Stock-Flow Models of Market Frictions and Search
- Eric SmithEric SmithDepartment of Economics, University of Essex
Stock-flow matching is a simple and elegant framework of dynamic trade in differentiated goods. Flows of entering traders match and exchange with the stocks of previously unsuccessful traders on the other side of the market. A buyer or seller who enters a market for a single, indivisible good such as a job or a home does not experience impediments to trade. All traders are fully informed about the available trading options; however, each of the available options in the stock on the other side of the market may or may not be suitable. If fortunate, this entering trader immediately finds a viable option in the stock of available opportunities and trade occurs straightaway. If unfortunate, none of the available opportunities suit the entrant. This buyer or seller now joins the stocks of unfulfilled traders who must wait for a new, suitable partner to enter.
Three striking empirical regularities emerge from this microstructure.
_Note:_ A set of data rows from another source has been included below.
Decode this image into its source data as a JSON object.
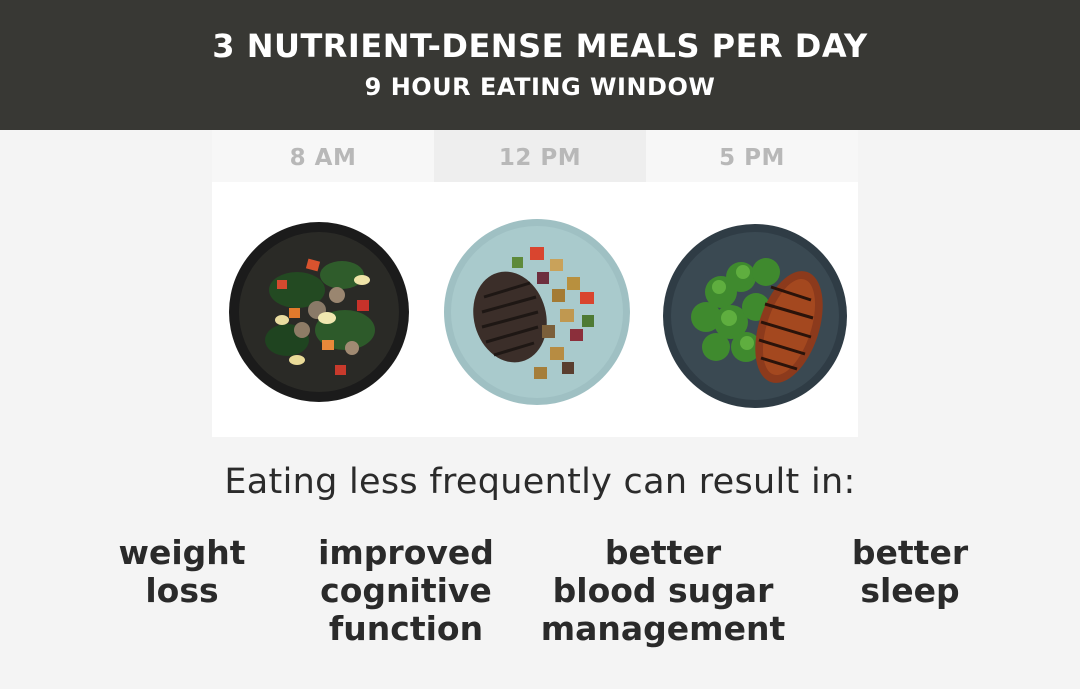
{
  "header": {
    "title": "3 NUTRIENT-DENSE MEALS PER DAY",
    "subtitle": "9 HOUR EATING WINDOW"
  },
  "meals": [
    {
      "time": "8 AM",
      "icon": "veggie-scramble-bowl-image"
    },
    {
      "time": "12 PM",
      "icon": "steak-and-roasted-vegetables-plate-image"
    },
    {
      "time": "5 PM",
      "icon": "chicken-and-broccoli-plate-image"
    }
  ],
  "intro": "Eating less frequently can result in:",
  "benefits": [
    "weight\nloss",
    "improved\ncognitive\nfunction",
    "better\nblood sugar\nmanagement",
    "better\nsleep"
  ],
  "colors": {
    "header_bg": "#383834",
    "time_label": "#b8b8b8",
    "body_text": "#2a2a2a"
  }
}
First, as the stock of buyers does not match with the stock of sellers, but with the flow of new sellers, the flow of new entrants becomes an important explanatory variable for aggregate trading rates. Second, the traders’ exit rates from the market are initially high, but if they fail to match quickly the exit rates become substantially slower. Third, these exit rates depend on different variables at different phases of an agent’s stay in the market. The probability that a new buyer will trade successfully depends only on the stock of sellers in the market. In contrast, the exit rate of an old buyer depends positively on the flow of new sellers, negatively on the stock of old buyers, and is independent of the stock of sellers.
These three empirical relationships not only differ from those found in the familiar search literature but also conform to empirical evidence observed from unemployment outflows. Moreover, adopting the stock-flow approach enriches our understanding of output dynamics, employment flows, and aggregate economic performance. These trading mechanics generate endogenous price dispersion and price dynamics—prices depend on whether the buyer or the seller is the recent entrant, and on how many viable traders were waiting for the entrant, which varies over time. The stock-flow structure has provided insights about housing, temporary employment, and taxicab markets.